Listening List: Off the Beaten Path
Haydn, Symphony #82 (“The Bear”): One of the middling-famous Haydn Symphonies. It’s called “The Bear” for a big, goofy, loveable “dancing bear” theme in the final movement. It’s pure bubblegum, really, but pretty charming for all that.
Carl Ditters von Dittersdorf, anything really: If you love Mozart, you’ll like Ditters von Dittersdorf. Plus, you’ll cherish the times when someone asks you what you are listening to. “Oh, just some Ditters von Dittersdorf,” you’ll say, nonchalantly.
[Right: Ditters von Dittersdorf]
Boccarini, Guitar Quintets:
Benda, Symphonies: A solid early-Classical composer, Benda is one who cleaves pretty tightly to the sonata-form party line. He doesn’t have Haydn’s consummate elegance, Mozart’s pure sonic brilliance, or Beethoven’s dramatic genius, but he makes reliably pleasant music. Whenever I have decided to listen to his work, I like to tell Mrs.5000 that I am “going on a Benda.” I’ll understand if you don’t want to join me in that, though.
6 comments:
DITTERS!
listening: Haydn Symphony #88. This one needs a nickname too. I bet it feel inadequate when it hangs with all the other symphonies...
"You had good clarinets, so recorders drop unlamented out of the mix."
HEY!
As a recorder player, I deeply resent that remark. Reed instruments have nothing on the purity of tone and essential angelic quality of good recorder music. In my opinion.

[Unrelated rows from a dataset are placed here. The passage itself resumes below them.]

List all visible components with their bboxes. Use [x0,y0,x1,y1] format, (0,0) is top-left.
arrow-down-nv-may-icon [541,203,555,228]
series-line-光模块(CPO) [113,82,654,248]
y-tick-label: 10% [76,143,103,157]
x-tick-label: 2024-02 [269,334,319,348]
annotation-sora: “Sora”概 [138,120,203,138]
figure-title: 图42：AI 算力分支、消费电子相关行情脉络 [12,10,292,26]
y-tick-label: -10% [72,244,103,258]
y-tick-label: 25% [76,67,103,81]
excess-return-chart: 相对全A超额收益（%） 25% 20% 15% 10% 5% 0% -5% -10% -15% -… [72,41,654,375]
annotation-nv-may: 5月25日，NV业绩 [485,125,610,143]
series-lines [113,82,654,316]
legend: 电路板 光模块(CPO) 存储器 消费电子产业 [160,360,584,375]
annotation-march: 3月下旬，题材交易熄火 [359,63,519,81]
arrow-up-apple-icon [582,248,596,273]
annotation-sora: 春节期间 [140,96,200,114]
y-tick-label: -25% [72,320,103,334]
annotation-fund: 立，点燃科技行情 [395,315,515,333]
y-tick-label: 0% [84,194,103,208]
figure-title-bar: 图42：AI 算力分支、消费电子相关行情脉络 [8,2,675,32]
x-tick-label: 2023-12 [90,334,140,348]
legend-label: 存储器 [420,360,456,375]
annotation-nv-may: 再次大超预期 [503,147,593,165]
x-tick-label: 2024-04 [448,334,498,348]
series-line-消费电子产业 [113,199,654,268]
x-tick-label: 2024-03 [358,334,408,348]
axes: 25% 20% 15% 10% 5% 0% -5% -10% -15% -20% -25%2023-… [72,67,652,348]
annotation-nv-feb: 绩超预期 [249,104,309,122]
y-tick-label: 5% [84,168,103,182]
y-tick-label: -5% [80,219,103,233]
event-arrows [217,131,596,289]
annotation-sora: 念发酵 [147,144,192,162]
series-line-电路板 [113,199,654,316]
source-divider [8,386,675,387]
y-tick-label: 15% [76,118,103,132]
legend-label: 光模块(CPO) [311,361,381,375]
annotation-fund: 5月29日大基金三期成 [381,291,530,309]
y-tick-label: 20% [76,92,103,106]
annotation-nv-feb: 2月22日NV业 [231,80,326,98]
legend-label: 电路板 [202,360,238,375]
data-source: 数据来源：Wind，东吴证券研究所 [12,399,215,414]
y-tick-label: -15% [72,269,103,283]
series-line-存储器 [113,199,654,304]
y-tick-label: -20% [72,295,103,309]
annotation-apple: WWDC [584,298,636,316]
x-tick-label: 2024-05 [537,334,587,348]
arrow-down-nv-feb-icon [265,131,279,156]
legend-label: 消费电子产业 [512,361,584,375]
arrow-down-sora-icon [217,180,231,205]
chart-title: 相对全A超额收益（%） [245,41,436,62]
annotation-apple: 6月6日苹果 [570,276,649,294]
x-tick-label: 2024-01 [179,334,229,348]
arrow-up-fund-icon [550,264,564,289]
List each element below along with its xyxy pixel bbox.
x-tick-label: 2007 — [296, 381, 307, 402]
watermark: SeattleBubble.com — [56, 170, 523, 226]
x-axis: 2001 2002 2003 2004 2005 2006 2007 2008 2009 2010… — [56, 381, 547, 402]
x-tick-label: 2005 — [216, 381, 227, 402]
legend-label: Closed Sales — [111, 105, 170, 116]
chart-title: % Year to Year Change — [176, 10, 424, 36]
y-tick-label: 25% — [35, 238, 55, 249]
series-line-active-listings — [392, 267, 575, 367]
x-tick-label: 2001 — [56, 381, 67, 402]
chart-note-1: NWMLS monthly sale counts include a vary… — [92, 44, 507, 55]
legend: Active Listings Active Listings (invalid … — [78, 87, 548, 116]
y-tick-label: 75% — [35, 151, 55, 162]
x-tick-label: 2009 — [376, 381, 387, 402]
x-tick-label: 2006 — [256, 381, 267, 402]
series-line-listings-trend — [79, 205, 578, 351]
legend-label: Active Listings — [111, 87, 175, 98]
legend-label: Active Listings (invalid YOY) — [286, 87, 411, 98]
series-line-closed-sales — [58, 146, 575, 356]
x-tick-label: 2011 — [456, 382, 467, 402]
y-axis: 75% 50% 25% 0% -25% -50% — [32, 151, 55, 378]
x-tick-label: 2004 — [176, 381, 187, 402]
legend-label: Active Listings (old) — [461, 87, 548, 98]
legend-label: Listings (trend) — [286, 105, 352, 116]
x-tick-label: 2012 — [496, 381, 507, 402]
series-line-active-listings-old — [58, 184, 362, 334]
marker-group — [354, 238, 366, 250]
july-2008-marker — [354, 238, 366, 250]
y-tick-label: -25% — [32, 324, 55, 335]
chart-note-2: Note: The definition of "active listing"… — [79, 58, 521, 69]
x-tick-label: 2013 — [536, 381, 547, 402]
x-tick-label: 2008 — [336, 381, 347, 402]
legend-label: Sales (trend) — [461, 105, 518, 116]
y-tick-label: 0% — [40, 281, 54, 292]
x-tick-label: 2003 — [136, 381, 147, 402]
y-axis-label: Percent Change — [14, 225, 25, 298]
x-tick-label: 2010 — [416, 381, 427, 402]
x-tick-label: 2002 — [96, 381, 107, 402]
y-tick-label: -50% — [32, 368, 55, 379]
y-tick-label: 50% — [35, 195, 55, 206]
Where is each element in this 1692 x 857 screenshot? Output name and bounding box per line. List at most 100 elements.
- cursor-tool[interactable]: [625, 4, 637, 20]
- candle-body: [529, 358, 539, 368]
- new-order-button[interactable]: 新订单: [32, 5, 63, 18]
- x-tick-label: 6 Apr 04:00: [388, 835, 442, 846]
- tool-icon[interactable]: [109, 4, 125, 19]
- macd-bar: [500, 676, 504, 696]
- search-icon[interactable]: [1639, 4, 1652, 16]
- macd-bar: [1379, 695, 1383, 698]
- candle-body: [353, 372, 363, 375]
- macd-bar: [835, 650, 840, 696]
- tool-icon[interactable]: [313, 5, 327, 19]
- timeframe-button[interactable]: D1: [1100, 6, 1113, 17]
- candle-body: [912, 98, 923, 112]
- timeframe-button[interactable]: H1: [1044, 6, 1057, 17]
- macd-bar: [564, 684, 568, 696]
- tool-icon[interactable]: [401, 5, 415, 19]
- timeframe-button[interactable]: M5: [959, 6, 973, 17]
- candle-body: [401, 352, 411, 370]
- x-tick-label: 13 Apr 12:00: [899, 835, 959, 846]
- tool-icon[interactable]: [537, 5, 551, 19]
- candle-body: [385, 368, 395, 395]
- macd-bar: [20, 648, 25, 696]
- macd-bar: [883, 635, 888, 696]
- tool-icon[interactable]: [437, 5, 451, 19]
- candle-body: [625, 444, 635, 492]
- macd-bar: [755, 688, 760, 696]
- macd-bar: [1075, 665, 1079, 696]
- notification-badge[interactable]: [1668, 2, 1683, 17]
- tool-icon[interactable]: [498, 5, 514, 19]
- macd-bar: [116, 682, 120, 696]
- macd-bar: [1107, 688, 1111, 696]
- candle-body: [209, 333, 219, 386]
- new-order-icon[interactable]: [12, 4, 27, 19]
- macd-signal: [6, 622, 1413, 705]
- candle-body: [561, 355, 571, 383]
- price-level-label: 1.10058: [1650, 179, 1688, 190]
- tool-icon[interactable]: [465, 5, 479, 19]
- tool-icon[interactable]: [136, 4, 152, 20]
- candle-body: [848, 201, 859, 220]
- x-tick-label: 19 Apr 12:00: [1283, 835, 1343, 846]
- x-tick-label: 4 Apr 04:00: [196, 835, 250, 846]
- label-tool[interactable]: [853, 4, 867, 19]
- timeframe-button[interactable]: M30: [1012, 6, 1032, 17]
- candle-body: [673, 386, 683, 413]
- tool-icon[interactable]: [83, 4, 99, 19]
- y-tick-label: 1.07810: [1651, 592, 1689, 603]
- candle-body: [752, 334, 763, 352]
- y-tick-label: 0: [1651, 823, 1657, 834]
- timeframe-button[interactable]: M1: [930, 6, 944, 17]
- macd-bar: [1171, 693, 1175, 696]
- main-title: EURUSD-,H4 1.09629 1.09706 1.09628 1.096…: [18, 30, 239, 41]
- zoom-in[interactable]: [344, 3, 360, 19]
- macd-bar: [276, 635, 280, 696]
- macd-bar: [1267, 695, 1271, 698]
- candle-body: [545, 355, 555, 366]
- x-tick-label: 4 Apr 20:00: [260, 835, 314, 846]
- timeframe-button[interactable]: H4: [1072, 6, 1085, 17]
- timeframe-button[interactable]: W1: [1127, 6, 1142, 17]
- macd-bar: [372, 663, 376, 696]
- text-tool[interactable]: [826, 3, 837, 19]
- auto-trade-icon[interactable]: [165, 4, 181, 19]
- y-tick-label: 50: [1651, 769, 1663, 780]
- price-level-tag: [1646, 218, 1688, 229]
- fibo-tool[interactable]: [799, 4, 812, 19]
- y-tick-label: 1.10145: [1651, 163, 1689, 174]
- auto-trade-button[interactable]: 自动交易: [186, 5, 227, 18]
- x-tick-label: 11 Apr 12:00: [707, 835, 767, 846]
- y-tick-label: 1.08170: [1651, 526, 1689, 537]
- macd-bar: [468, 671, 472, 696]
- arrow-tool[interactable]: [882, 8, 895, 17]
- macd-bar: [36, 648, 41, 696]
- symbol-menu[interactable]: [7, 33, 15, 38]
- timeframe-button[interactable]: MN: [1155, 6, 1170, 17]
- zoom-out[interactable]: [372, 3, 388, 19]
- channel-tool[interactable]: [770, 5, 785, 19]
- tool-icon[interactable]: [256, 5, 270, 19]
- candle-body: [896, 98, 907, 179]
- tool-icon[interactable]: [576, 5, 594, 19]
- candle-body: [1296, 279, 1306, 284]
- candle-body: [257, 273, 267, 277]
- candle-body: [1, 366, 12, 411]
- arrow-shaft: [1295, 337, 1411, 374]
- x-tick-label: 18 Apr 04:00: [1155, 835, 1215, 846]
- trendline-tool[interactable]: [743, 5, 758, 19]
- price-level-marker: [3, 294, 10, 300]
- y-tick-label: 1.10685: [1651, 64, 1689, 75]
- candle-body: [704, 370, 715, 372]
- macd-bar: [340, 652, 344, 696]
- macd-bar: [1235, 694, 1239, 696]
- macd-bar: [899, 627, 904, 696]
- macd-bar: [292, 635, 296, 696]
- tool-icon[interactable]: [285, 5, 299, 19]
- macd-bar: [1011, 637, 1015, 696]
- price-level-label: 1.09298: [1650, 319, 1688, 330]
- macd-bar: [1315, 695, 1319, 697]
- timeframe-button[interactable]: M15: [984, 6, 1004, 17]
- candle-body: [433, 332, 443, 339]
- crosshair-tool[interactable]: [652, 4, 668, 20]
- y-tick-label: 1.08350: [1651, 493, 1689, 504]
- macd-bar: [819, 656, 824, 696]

Of course, that could be because I never learned to play a reed instrument successfully, because the buzzy-lip syndrome always made me laugh, which is a disadvantage when playing a wind instrument.
Elizabeth,
Maybe a better way to think of it is that recorder players were then saved from the indignity of having their gorgeous sound attacked from all sides by braying horns and screeching strings. An exclusive focus on recorder ensembles and choirs, with the occasional harp or harpsichord in the background, is hardly a bad thing.
No matter how many times I hear the recorder, even at its most professional level, I can't help but wish I were listening to an actual instrument.
Mozart's Clarinet Concerto is rock 'n' roll fun. I'm gonna listen to it now. Keep up the Classical exposition, home boy.
rp
Man, I meant Clarinet Quintet. Ugh. I suck at things.
rp
@Rex: Details, details. If you just applied a Sleater-Kinney reference while discussing Mozart, and I think you did, please move directly to the head of the class.